A federal court in Wisconsin has reformed a 20-year-old insurance agreement, thus striking a so-called “absolute pollution exclusion” provision and potentially providing coverage for cleanup at a third-party site. WRR Envtl. Servs., Inc. v. Admiral Ins. Co., No. 10-843 (E.D. Wis. 9/7/12).

WRR Environmental Services (WRR) operated a permitted hazardous waste facility in Wisconsin and acquired the insurance from the defendant to cover that facility. Admiral Insurance Co.’s agent issued a certificate of insurance that WRR forwarded to the state as proof of financial responsibility under the applicable hazardous waste regulations, and the state accepted that certificate. Admiral, however, separately sent a series of endorsements to WRR shortly after WRR acquired the insurance. One of these endorsements was an “absolute pollution exclusion,” which normally would preclude coverage for any environmental releases. Twenty years later, WRR sought coverage under the policy for potential cleanup liability at a site in Chicago, Illinois. The insurer denied coverage on the basis of the exclusion.

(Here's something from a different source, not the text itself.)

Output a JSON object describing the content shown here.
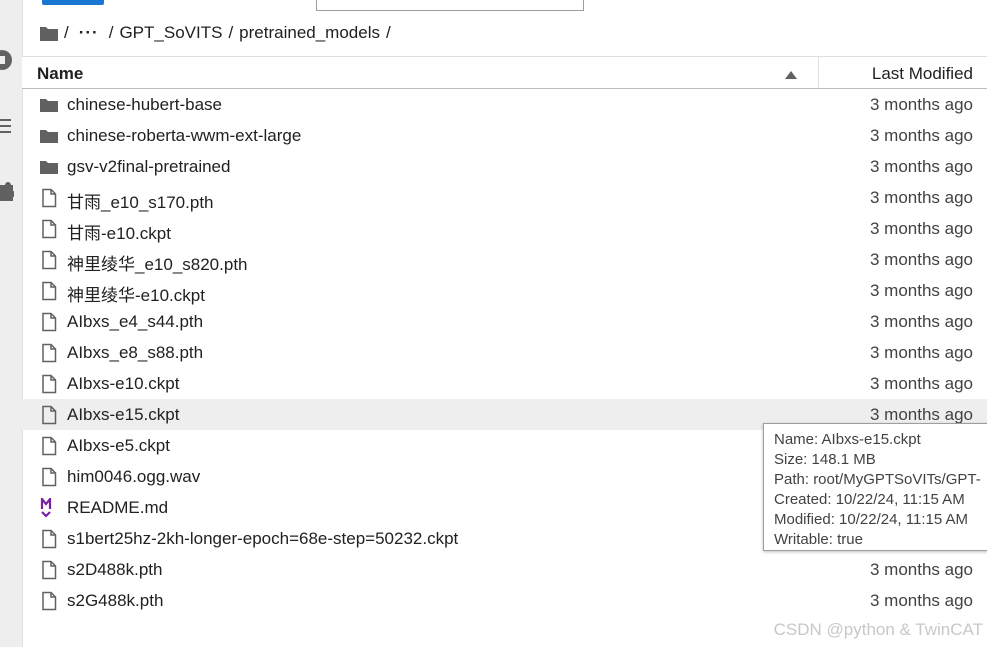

The court concluded that under Wisconsin law a court will reform a contract when the written contract, through negligence, fails to state the parties’ intent. Moreover, under Wisconsin law, “[i]n the insurance context, ‘less is required to make out a cause of action for reformation than in ordinary contract disputes.’” The court compared the “absolute pollution exclusion” to the certificate of insurance, which provided in part, that the insurer “has issued liability insurance covering bodily injury and property damage to [WRR], the insured, . . .in connection with the insured’s obligation to demonstrate financial responsibility under 40 CFR 264.147 or 265.147. The coverage applies . . . for ‘sudden accidental occurrences.’”

The court found that the exclusion was so inconsistent with the certificate of insurance as to demonstrate that the parties did not intend to incorporate such an exclusion and granted summary judgment to WRR on the pollution exclusion issue.